As best can be gleaned from the historical record, Hope College’s Pull tug-of-war has happened in just two locations since it began in the 19th century.
Due to high water levels at the event’s traditional home on the Black River because of Lake Michigan’s near-record highs, this year’s installment of the 122-year freshman-sophomore contest will add a third when it takes place on Saturday, Sept. 28, at 3 p.m.: along the south side of 11th Street between Lincoln and Fairbanks avenues.
The Pull will feature teams from the sophomore Class of 2022 and the freshman Class of 2023. The public is invited, and admission is free.
Held in its first years across a small stream near Holland’s Pilgrim Home Cemetery, the Pull has taken place across the Black River since 1910. This year, however, Lake Michigan — to which the Black River is connected via Lake Macatawa — is about two feet above average, resulting in high water on the river affecting the competition site and also impeding access via the low-lying terrain that must be crossed to reach the southern bank.
Given the long history of the Black River location, the decision to move the Pull was not made lightly, explained the event’s staff adviser, Dr. Richard Frost, who is vice president for student development and dean of students, and he and the student organizers met several times to discuss the challenges and options before they decided on the change. The clincher was on Monday evening, when the students tested the conditions at the site by digging some of the shallow pits in which the participants lie for up to three hours during the contest — and found that they filled with water.
“The students agonized over this,” Frost said. “They’re dedicated to the Pull and its traditions, and take their role as stewards of the event very seriously.”
“But they’re also mindful of the safety of the participants,” he said. “They did everything they could, but in the end they said, ‘There’s no choice.’”
Frost noted that access to the southern side of the river has also been a concern because of the increased size of a stream running through the area that has normally been made relatively crossable by a temporary bridge of pallets and boards.
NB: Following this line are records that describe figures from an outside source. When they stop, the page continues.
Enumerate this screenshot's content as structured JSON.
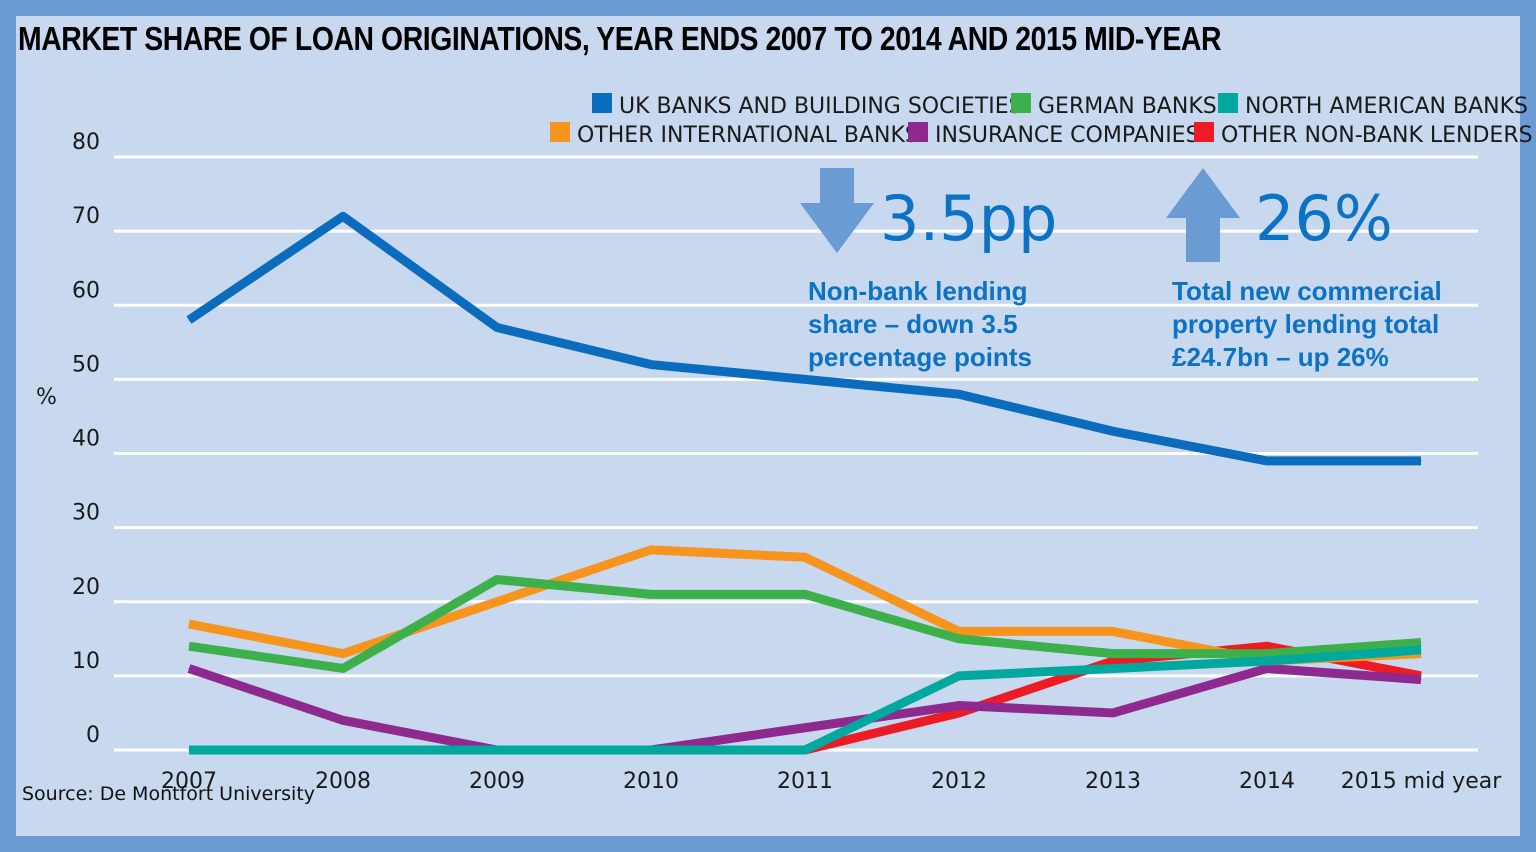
{
  "title": "MARKET SHARE OF LOAN ORIGINATIONS, YEAR ENDS 2007 TO 2014 AND 2015 MID-YEAR",
  "source": "Source: De Montfort University",
  "callouts": [
    {
      "arrow": "down",
      "value": "3.5pp",
      "lines": [
        "Non-bank lending",
        "share – down 3.5",
        "percentage points"
      ]
    },
    {
      "arrow": "up",
      "value": "26%",
      "lines": [
        "Total new commercial",
        "property lending total",
        "£24.7bn – up 26%"
      ]
    }
  ],
  "colors": {
    "arrow": "#6a9bd3",
    "callout_text": "#0b72c4",
    "grid": "#ffffff",
    "frame": "#6a9bd3",
    "background": "#c8d8ef"
  },
  "chart_data": {
    "type": "line",
    "ylabel": "%",
    "xlabel": "",
    "ylim": [
      0,
      80
    ],
    "yticks": [
      0,
      10,
      20,
      30,
      40,
      50,
      60,
      70,
      80
    ],
    "categories": [
      "2007",
      "2008",
      "2009",
      "2010",
      "2011",
      "2012",
      "2013",
      "2014",
      "2015 mid year"
    ],
    "grid": true,
    "legend_position": "top-right",
    "series": [
      {
        "name": "UK BANKS AND BUILDING SOCIETIES",
        "color": "#0b6cbd",
        "values": [
          58,
          72,
          57,
          52,
          50,
          48,
          43,
          39,
          39
        ]
      },
      {
        "name": "GERMAN BANKS",
        "color": "#3db04b",
        "values": [
          14,
          11,
          23,
          21,
          21,
          15,
          13,
          13,
          14.5
        ]
      },
      {
        "name": "NORTH AMERICAN BANKS",
        "color": "#00a89d",
        "values": [
          0,
          0,
          0,
          0,
          0,
          10,
          11,
          12,
          13.5
        ]
      },
      {
        "name": "OTHER INTERNATIONAL BANKS",
        "color": "#f7941d",
        "values": [
          17,
          13,
          20,
          27,
          26,
          16,
          16,
          12,
          13
        ]
      },
      {
        "name": "INSURANCE COMPANIES",
        "color": "#8e2a8f",
        "values": [
          11,
          4,
          0,
          0,
          3,
          6,
          5,
          11,
          9.5
        ]
      },
      {
        "name": "OTHER NON-BANK LENDERS",
        "color": "#ed1c24",
        "values": [
          null,
          null,
          null,
          null,
          0,
          5,
          12,
          14,
          10
        ]
      }
    ]
  }
}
“Reaching that side has always been challenging because of the stream,” Frost said. “This year’s high water levels would make it almost impossible for participants, audience members or safety personnel to get to the site.”
Frost also stressed that this year’s move is meant to be temporary. “We have every intention of going back to the Black River,” he said.
As has long been tradition, the participants will be vying from opposing ends of a rope stretching hundreds of yards. While the new site doesn’t include a water barrier, Frost noted that the college will create a division of some sort between the teams.
Each Pull team has the same number of members, with up to 18 students apiece on the rope as “pullers” with an equivalent total acting as guides and morale boosters, or “moralers.” With the freshmen having recruited a smaller team than the maximum, there will be 12 pullers on each side this year.
The freshmen are coached by the junior class while the sophomores are instructed by the seniors. The coaching arrangement also leads to a rivalry between the even-year and odd-year classes.
It is generally believed that the Pull was first held in 1898. There have been four cancelations since 1909: three during the world wars (1918, 1943 and 1944), and one because of a campus-wide flu epidemic (1957). There is no record of the contests from 1899 through 1908.
In 1977, the Pull set a record for length and uniqueness. The freshmen and sophomores tugged for three hours and 51 minutes before judges called a tie due to darkness. In contrast, the shortest Pull lasted two minutes and 40 seconds in 1956.
New rules were implemented in 1978, following the 1977 marathon, limiting the event’s duration to the three-hour maximum known today. The rules now allow the judges to determine the winning class by measuring the amount of rope pulled from the other team if one team has not claimed all of the rope within the three hours.
The sophomore Class of 2021 team won last year’s Pull, which was held on Saturday, Sept. 29, 2018. Through the years, the sophomores and even-year classes have held the edge in the win-loss column. Since 1909, the sophomores have taken 70 contests to the freshman class’s 32; the even-year/odd-year split for the same period is 56 to 46.
This year’s Pull is the second long-running Hope event to be relocated because of high water levels near the Black River and the season’s rain. The 54th annual Hope-Holland Community Day picnic on Saturday, Sept. 14, was originally scheduled to take place at Windmill Island Gardens but moved to campus because of standing water at the picnic site.